Mamãe soltou um pesado suspiro, ela também sentia falta da vovó. Na verdade, elas sempre se deram muito bem. A vovó sempre reprovava os comportamentos de bebedeira do papai, dizia que a mamãe e nós não merecíamos sermos expostas daquela forma, ela era uma criatura muito doce.

Mamãe logo se recompôs e voltou a falar tranquilamente.

— E bem, esta não é a única surpresa que preparei para você. – Mal acabou de dizer, bateram a porta, o que me fez sobressaltar de susto:

— Quem será que resolveu sair em noite de Lua Cheia?

— Acalme-se querida, está tudo sob controle. – Ela foi dizendo e indo em direção à porta para abri-la, acho que sabia de quem se tratava...

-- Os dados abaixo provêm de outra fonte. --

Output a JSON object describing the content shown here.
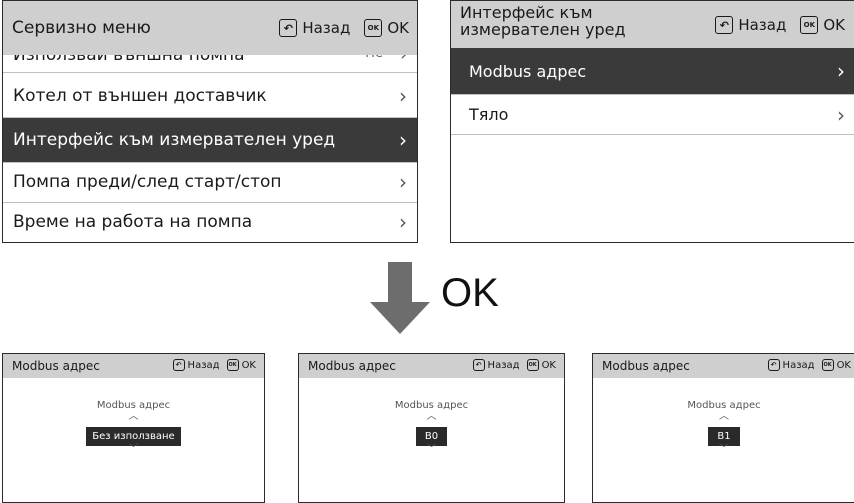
{
  "header_common": {
    "back_label": "Назад",
    "ok_label": "OK",
    "back_icon": "back-arrow-icon",
    "ok_icon": "ok-key-icon"
  },
  "panel_service": {
    "title": "Сервизно меню",
    "items": [
      {
        "label": "Използвай външна помпа",
        "value": "Не",
        "selected": false
      },
      {
        "label": "Котел от външен доставчик",
        "selected": false
      },
      {
        "label": "Интерфейс към измервателен уред",
        "selected": true
      },
      {
        "label": "Помпа преди/след старт/стоп",
        "selected": false
      },
      {
        "label": "Време на работа на помпа",
        "selected": false
      }
    ]
  },
  "panel_meter": {
    "title": "Интерфейс към измервателен уред",
    "items": [
      {
        "label": "Modbus адрес",
        "selected": true
      },
      {
        "label": "Тяло",
        "selected": false
      }
    ]
  },
  "transition": {
    "label": "OK"
  },
  "modbus_screens": [
    {
      "title": "Modbus адрес",
      "caption": "Modbus адрес",
      "value": "Без използване"
    },
    {
      "title": "Modbus адрес",
      "caption": "Modbus адрес",
      "value": "B0"
    },
    {
      "title": "Modbus адрес",
      "caption": "Modbus адрес",
      "value": "B1"
    }
  ],
  "colors": {
    "header_bg": "#cfcfcf",
    "selected_bg": "#3a3a3a",
    "arrow": "#6d6d6d",
    "value_bg": "#2a2a2a"
  }
}
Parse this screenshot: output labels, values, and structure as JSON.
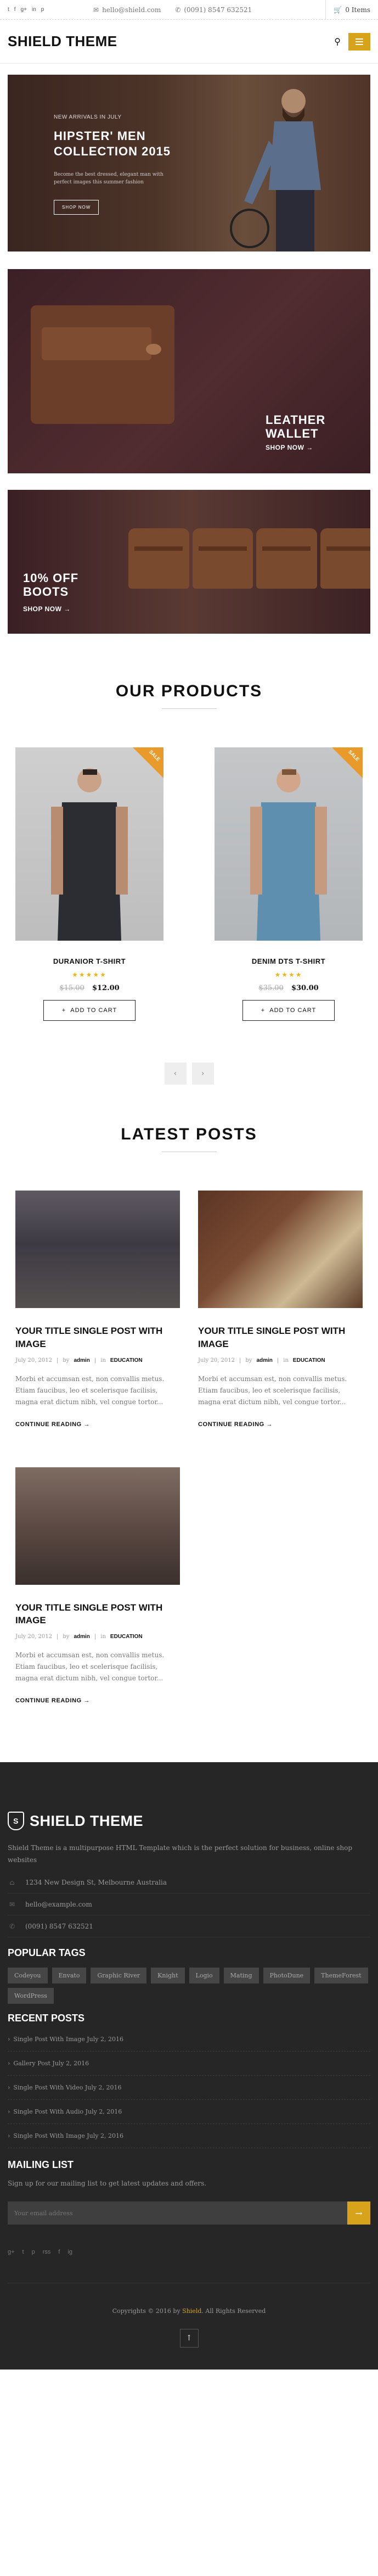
{
  "topbar": {
    "socials": [
      "t",
      "f",
      "g+",
      "in",
      "p"
    ],
    "email": "hello@shield.com",
    "phone": "(0091) 8547 632521",
    "cart_label": "0 Items"
  },
  "header": {
    "logo": "SHIELD THEME"
  },
  "banners": {
    "hero": {
      "kicker": "NEW ARRIVALS IN JULY",
      "title": "HIPSTER' MEN COLLECTION 2015",
      "desc": "Become the best dressed, elegant man with perfect images this summer fashion",
      "button": "SHOP NOW"
    },
    "wallet": {
      "title_line1": "LEATHER",
      "title_line2": "WALLET",
      "shop": "SHOP NOW →"
    },
    "boots": {
      "title_line1": "10% OFF",
      "title_line2": "BOOTS",
      "shop": "SHOP NOW →"
    }
  },
  "products_section": {
    "title": "OUR PRODUCTS",
    "items": [
      {
        "sale": "SALE",
        "name": "DURANIOR T-SHIRT",
        "stars": "★★★★★",
        "old_price": "$15.00",
        "price": "$12.00",
        "button": "ADD TO CART"
      },
      {
        "sale": "SALE",
        "name": "DENIM DTS T-SHIRT",
        "stars": "★★★★",
        "old_price": "$35.00",
        "price": "$30.00",
        "button": "ADD TO CART"
      }
    ],
    "prev": "‹",
    "next": "›"
  },
  "posts_section": {
    "title": "LATEST POSTS",
    "items": [
      {
        "title": "YOUR TITLE SINGLE POST WITH IMAGE",
        "date": "July 20, 2012",
        "by": "by",
        "author": "admin",
        "in": "in",
        "category": "EDUCATION",
        "excerpt": "Morbi et accumsan est, non convallis metus. Etiam faucibus, leo et scelerisque facilisis, magna erat dictum nibh, vel congue tortor...",
        "more": "CONTINUE READING →"
      },
      {
        "title": "YOUR TITLE SINGLE POST WITH IMAGE",
        "date": "July 20, 2012",
        "by": "by",
        "author": "admin",
        "in": "in",
        "category": "EDUCATION",
        "excerpt": "Morbi et accumsan est, non convallis metus. Etiam faucibus, leo et scelerisque facilisis, magna erat dictum nibh, vel congue tortor...",
        "more": "CONTINUE READING →"
      },
      {
        "title": "YOUR TITLE SINGLE POST WITH IMAGE",
        "date": "July 20, 2012",
        "by": "by",
        "author": "admin",
        "in": "in",
        "category": "EDUCATION",
        "excerpt": "Morbi et accumsan est, non convallis metus. Etiam faucibus, leo et scelerisque facilisis, magna erat dictum nibh, vel congue tortor...",
        "more": "CONTINUE READING →"
      }
    ]
  },
  "footer": {
    "logo": "SHIELD THEME",
    "shield_letter": "S",
    "about": "Shield Theme is a multipurpose HTML Template which is the perfect solution for business, online shop websites",
    "address": "1234 New Design St, Melbourne Australia",
    "email": "hello@example.com",
    "phone": "(0091) 8547 632521",
    "tags_heading": "POPULAR TAGS",
    "tags": [
      "Codeyou",
      "Envato",
      "Graphic River",
      "Knight",
      "Logio",
      "Mating",
      "PhotoDune",
      "ThemeForest",
      "WordPress"
    ],
    "recent_heading": "RECENT POSTS",
    "recent_posts": [
      "Single Post With Image July 2, 2016",
      "Gallery Post July 2, 2016",
      "Single Post With Video July 2, 2016",
      "Single Post With Audio July 2, 2016",
      "Single Post With Image July 2, 2016"
    ],
    "mailing_heading": "MAILING LIST",
    "mailing_text": "Sign up for our mailing list to get latest updates and offers.",
    "mailing_placeholder": "Your email address",
    "socials": [
      "g+",
      "t",
      "p",
      "rss",
      "f",
      "ig"
    ],
    "copyright_pre": "Copyrights © 2016 by",
    "copyright_brand": "Shield",
    "copyright_post": ". All Rights Reserved"
  },
  "colors": {
    "accent": "#d7a31a",
    "sale": "#e89a2b",
    "footer_bg": "#262626"
  }
}
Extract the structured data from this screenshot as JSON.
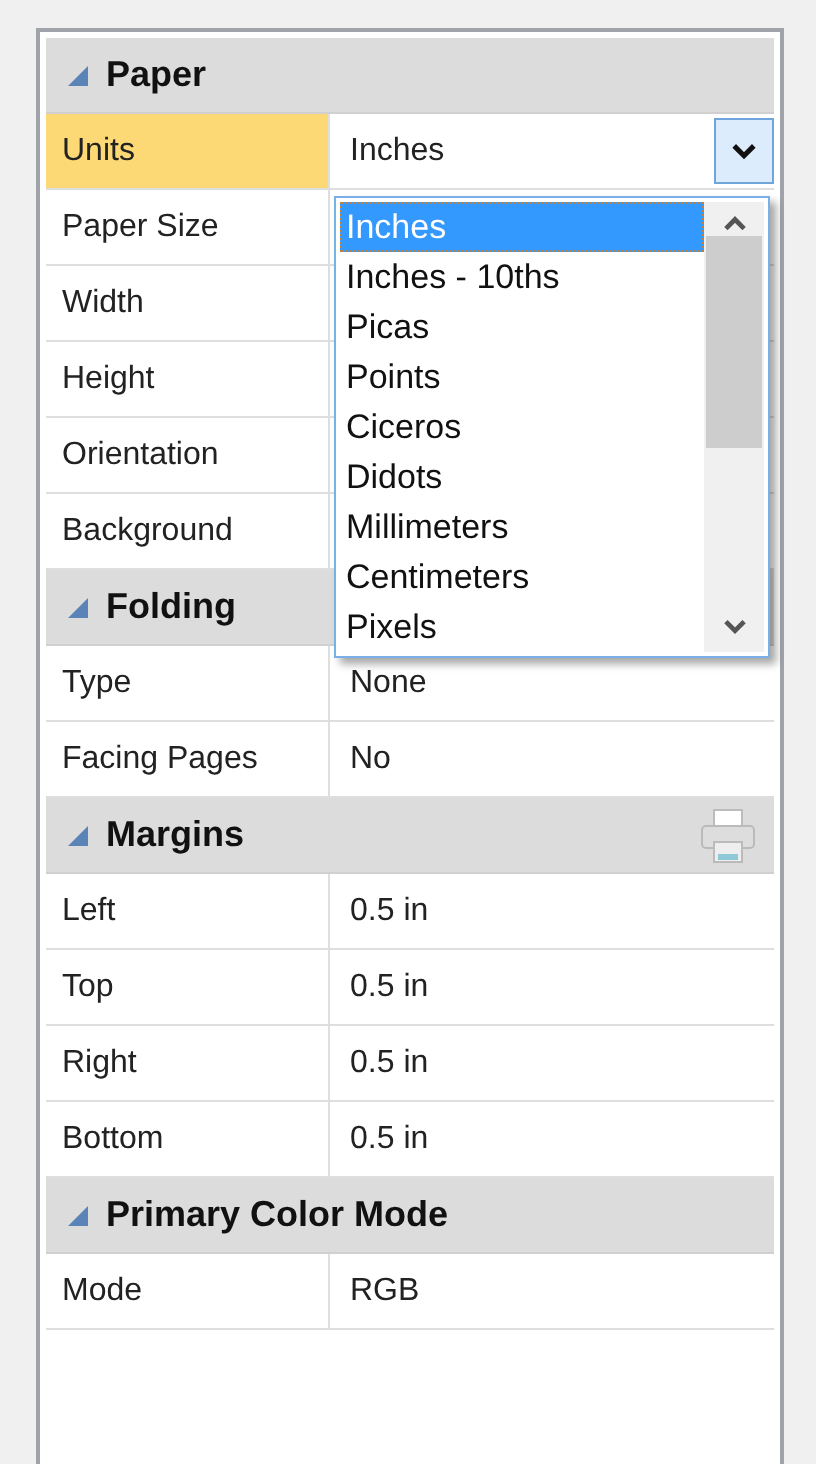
{
  "sections": [
    {
      "title": "Paper",
      "expanded": true,
      "printable": false,
      "rows": [
        {
          "label": "Units",
          "value": "Inches",
          "selected": true,
          "kind": "dropdown",
          "expanded": true,
          "options": [
            {
              "label": "Inches",
              "selected": true
            },
            {
              "label": "Inches - 10ths",
              "selected": false
            },
            {
              "label": "Picas",
              "selected": false
            },
            {
              "label": "Points",
              "selected": false
            },
            {
              "label": "Ciceros",
              "selected": false
            },
            {
              "label": "Didots",
              "selected": false
            },
            {
              "label": "Millimeters",
              "selected": false
            },
            {
              "label": "Centimeters",
              "selected": false
            },
            {
              "label": "Pixels",
              "selected": false
            }
          ]
        },
        {
          "label": "Paper Size",
          "selected": false,
          "kind": "text"
        },
        {
          "label": "Width",
          "selected": false,
          "kind": "text"
        },
        {
          "label": "Height",
          "selected": false,
          "kind": "text"
        },
        {
          "label": "Orientation",
          "selected": false,
          "kind": "text"
        },
        {
          "label": "Background",
          "selected": false,
          "kind": "text"
        }
      ]
    },
    {
      "title": "Folding",
      "expanded": true,
      "printable": false,
      "rows": [
        {
          "label": "Type",
          "value": "None",
          "selected": false,
          "kind": "text"
        },
        {
          "label": "Facing Pages",
          "value": "No",
          "selected": false,
          "kind": "text"
        }
      ]
    },
    {
      "title": "Margins",
      "expanded": true,
      "printable": true,
      "rows": [
        {
          "label": "Left",
          "value": "0.5 in",
          "selected": false,
          "kind": "text"
        },
        {
          "label": "Top",
          "value": "0.5 in",
          "selected": false,
          "kind": "text"
        },
        {
          "label": "Right",
          "value": "0.5 in",
          "selected": false,
          "kind": "text"
        },
        {
          "label": "Bottom",
          "value": "0.5 in",
          "selected": false,
          "kind": "text"
        }
      ]
    },
    {
      "title": "Primary Color Mode",
      "expanded": true,
      "printable": false,
      "rows": [
        {
          "label": "Mode",
          "value": "RGB",
          "selected": false,
          "kind": "text"
        }
      ]
    }
  ]
}
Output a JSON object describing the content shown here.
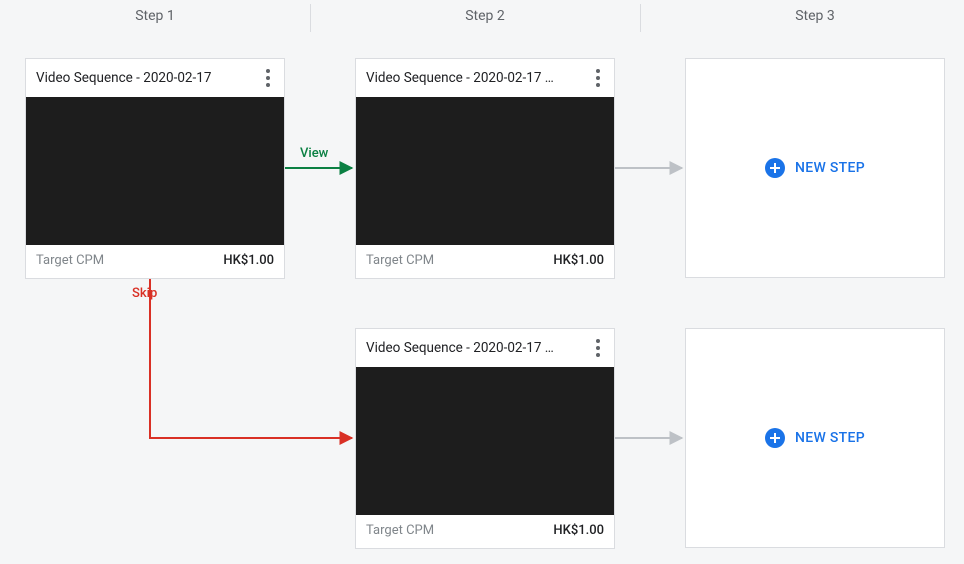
{
  "headers": {
    "step1": "Step 1",
    "step2": "Step 2",
    "step3": "Step 3"
  },
  "cards": {
    "s1": {
      "title": "Video Sequence - 2020-02-17",
      "footer_label": "Target CPM",
      "footer_value": "HK$1.00"
    },
    "s2a": {
      "title": "Video Sequence - 2020-02-17 …",
      "footer_label": "Target CPM",
      "footer_value": "HK$1.00"
    },
    "s2b": {
      "title": "Video Sequence - 2020-02-17 …",
      "footer_label": "Target CPM",
      "footer_value": "HK$1.00"
    }
  },
  "connectors": {
    "view": "View",
    "skip": "Skip"
  },
  "new_step_label": "NEW STEP",
  "colors": {
    "view": "#0b8043",
    "skip": "#d93025",
    "neutral_arrow": "#bdc1c6",
    "accent": "#1a73e8"
  }
}
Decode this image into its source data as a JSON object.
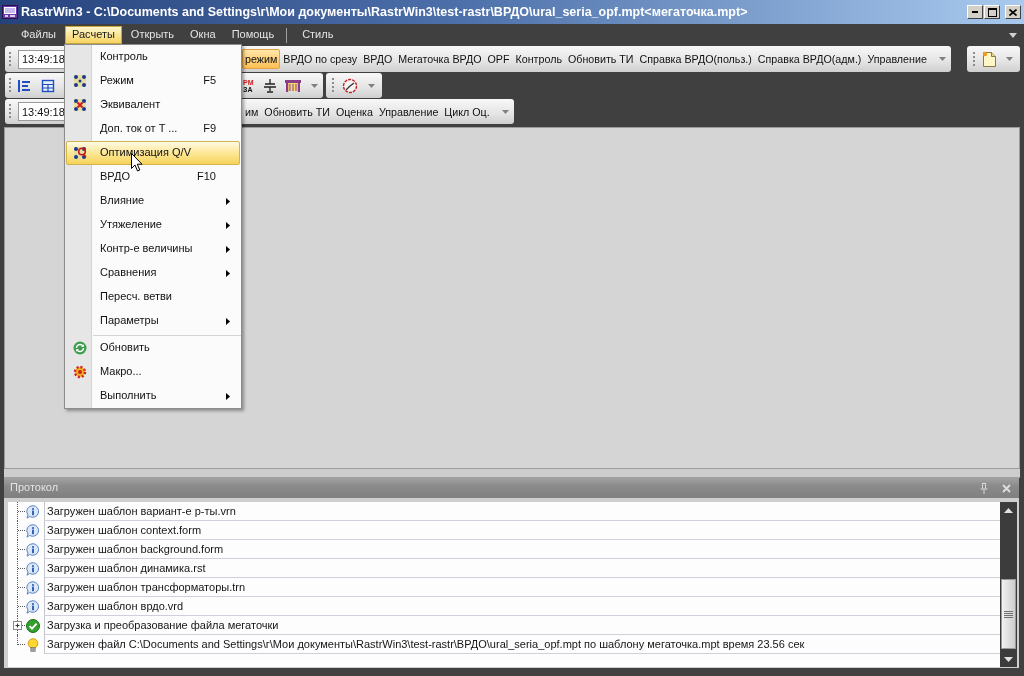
{
  "window": {
    "title": "RastrWin3 - C:\\Documents and Settings\\г\\Мои документы\\RastrWin3\\test-rastr\\ВРДО\\ural_seria_opf.mpt<мегаточка.mpt>"
  },
  "menu_bar": {
    "items": [
      {
        "kind": "item",
        "label": "Файлы",
        "selected": false
      },
      {
        "kind": "item",
        "label": "Расчеты",
        "selected": true
      },
      {
        "kind": "item",
        "label": "Открыть",
        "selected": false
      },
      {
        "kind": "item",
        "label": "Окна",
        "selected": false
      },
      {
        "kind": "item",
        "label": "Помощь",
        "selected": false
      },
      {
        "kind": "separator"
      },
      {
        "kind": "item",
        "label": "Стиль",
        "selected": false
      }
    ]
  },
  "toolbar_rows": [
    {
      "kind": "main",
      "combo_value": "13:49:18",
      "buttons": [
        {
          "label": "режим",
          "selected": true
        },
        {
          "label": "ВРДО по срезу",
          "selected": false
        },
        {
          "label": "ВРДО",
          "selected": false
        },
        {
          "label": "Мегаточка ВРДО",
          "selected": false
        },
        {
          "label": "OPF",
          "selected": false
        },
        {
          "label": "Контроль",
          "selected": false
        },
        {
          "label": "Обновить ТИ",
          "selected": false
        },
        {
          "label": "Справка ВРДО(польз.)",
          "selected": false
        },
        {
          "label": "Справка ВРДО(адм.)",
          "selected": false
        },
        {
          "label": "Управление",
          "selected": false
        }
      ]
    },
    {
      "kind": "icons",
      "tool_text": [
        "PM",
        "ЗА"
      ]
    },
    {
      "kind": "secondary",
      "combo_value": "13:49:18",
      "buttons": [
        {
          "label": "им",
          "selected": false
        },
        {
          "label": "Обновить ТИ",
          "selected": false
        },
        {
          "label": "Оценка",
          "selected": false
        },
        {
          "label": "Управление",
          "selected": false
        },
        {
          "label": "Цикл Оц.",
          "selected": false
        }
      ]
    }
  ],
  "open_menu": {
    "items": [
      {
        "kind": "command",
        "label": "Контроль",
        "selected": false,
        "submenu": false
      },
      {
        "kind": "mode",
        "label": "Режим",
        "shortcut": "F5",
        "selected": false,
        "submenu": false
      },
      {
        "kind": "equivalent",
        "label": "Эквивалент",
        "selected": false,
        "submenu": false
      },
      {
        "kind": "command",
        "label": "Доп. ток от T ...",
        "shortcut": "F9",
        "selected": false,
        "submenu": false
      },
      {
        "kind": "optimization",
        "label": "Оптимизация Q/V",
        "selected": true,
        "submenu": false
      },
      {
        "kind": "command",
        "label": "ВРДО",
        "shortcut": "F10",
        "selected": false,
        "submenu": false
      },
      {
        "kind": "command",
        "label": "Влияние",
        "selected": false,
        "submenu": true
      },
      {
        "kind": "command",
        "label": "Утяжеление",
        "selected": false,
        "submenu": true
      },
      {
        "kind": "command",
        "label": "Контр-е величины",
        "selected": false,
        "submenu": true
      },
      {
        "kind": "command",
        "label": "Сравнения",
        "selected": false,
        "submenu": true
      },
      {
        "kind": "command",
        "label": "Пересч. ветви",
        "selected": false,
        "submenu": false
      },
      {
        "kind": "command",
        "label": "Параметры",
        "selected": false,
        "submenu": true
      },
      {
        "kind": "separator"
      },
      {
        "kind": "refresh",
        "label": "Обновить",
        "selected": false,
        "submenu": false
      },
      {
        "kind": "macro",
        "label": "Макро...",
        "selected": false,
        "submenu": false
      },
      {
        "kind": "command",
        "label": "Выполнить",
        "selected": false,
        "submenu": true
      }
    ]
  },
  "protocol": {
    "title": "Протокол",
    "rows": [
      {
        "kind": "info",
        "text": "Загружен шаблон вариант-е р-ты.vrn"
      },
      {
        "kind": "info",
        "text": "Загружен шаблон context.form"
      },
      {
        "kind": "info",
        "text": "Загружен шаблон background.form"
      },
      {
        "kind": "info",
        "text": "Загружен шаблон динамика.rst"
      },
      {
        "kind": "info",
        "text": "Загружен шаблон трансформаторы.trn"
      },
      {
        "kind": "info",
        "text": "Загружен шаблон врдо.vrd"
      },
      {
        "kind": "success",
        "text": "Загрузка и преобразование файла мегаточки",
        "expanded": false
      },
      {
        "kind": "hint",
        "text": "Загружен файл C:\\Documents and Settings\\г\\Мои документы\\RastrWin3\\test-rastr\\ВРДО\\ural_seria_opf.mpt по шаблону мегаточка.mpt время 23.56 сек"
      }
    ]
  }
}
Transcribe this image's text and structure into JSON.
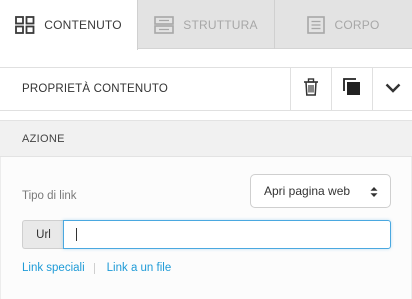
{
  "tabs": [
    {
      "label": "CONTENUTO",
      "icon": "grid-icon",
      "active": true
    },
    {
      "label": "STRUTTURA",
      "icon": "rows-icon",
      "active": false
    },
    {
      "label": "CORPO",
      "icon": "document-icon",
      "active": false
    }
  ],
  "content_properties": {
    "title": "PROPRIETÀ CONTENUTO",
    "actions": [
      "trash-icon",
      "duplicate-icon",
      "chevron-down-icon"
    ]
  },
  "section": {
    "title": "AZIONE"
  },
  "link_type": {
    "label": "Tipo di link",
    "selected": "Apri pagina web"
  },
  "url": {
    "label": "Url",
    "value": ""
  },
  "links": {
    "special": "Link speciali",
    "file": "Link a un file"
  },
  "colors": {
    "accent": "#1e9bd7",
    "input_focus": "#4aa8e0",
    "tab_bar": "#e3e3e3"
  }
}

— Boa noite meninas, boa noite Henry... – Meu coração saltitou de alegria, quando mamãe cumprimentou os recém-chegados.

Eram Roxane, Prudence, Rose e Henry, que pelo visto veio somente de companhia para que as meninas não saíssem em noite de lua cheia sozinhas.

Quando me avistaram, começou uma gritaria daquelas que somente amigas de infância que não se veem à muito tempo, sabem fazer. Pelo canto dos olhos, pude ver, enquanto as abraçava, mamãe e Henry rindo de satisfação com nossa farra, pareciam estar satisfeitos com o resultado de minha surpresa, na verdade, estavam muito orgulhosos.

— Obrigada mamãe, não poderia haver surpresa melhor. – Eu disse no momento em que os ânimos acalmaram um pouco.

— Não agradeça só a mim querida, Henry também tem parte nisto, pois, elas jamais poderiam vir em uma noite de lua cheia, se ele não as acompanhasse, passaremos esta noite aqui, todas juntas. – Durante a fala de mamãe, Henry somente me olhava com olhos insondáveis.

— Obrigada Henry. – Mamãe disse.

— Por nada, sempre as ordens Suzette! Agora, eu preciso ir, o dever me chama, boa noite senhoras.

Ele acenou delicadamente para mim, e saiu em direção à noite negra e fria.

Fui retirada da inércia, por mãos e braços que me tocavam, puxavam, abraçavam, enquanto as vozes de minhas amigas se misturavam perguntando e buscando se inteirar das novidades dos dias passados ausentes da vila.

— Calma meninas, uma de cada vez, teremos à noite toda. Eu também senti muito a falta de vocês. Mas, vocês sabem que às vezes, tenho que ficar muitos dias sem poder vir a vila, sendo que os cuidados com a casa e os jardins, me tomam muito tempo. E a propósito, dentro de alguns dias, eu farei uma longa viagem.

Ao ouvir meu anúncio, mamãe olhou-me aturdida, e antes mesmo que ela começasse a falar, fui explicando, na verdade, contando minha história inventada, para acobertar minha viajem de casamento com Peter.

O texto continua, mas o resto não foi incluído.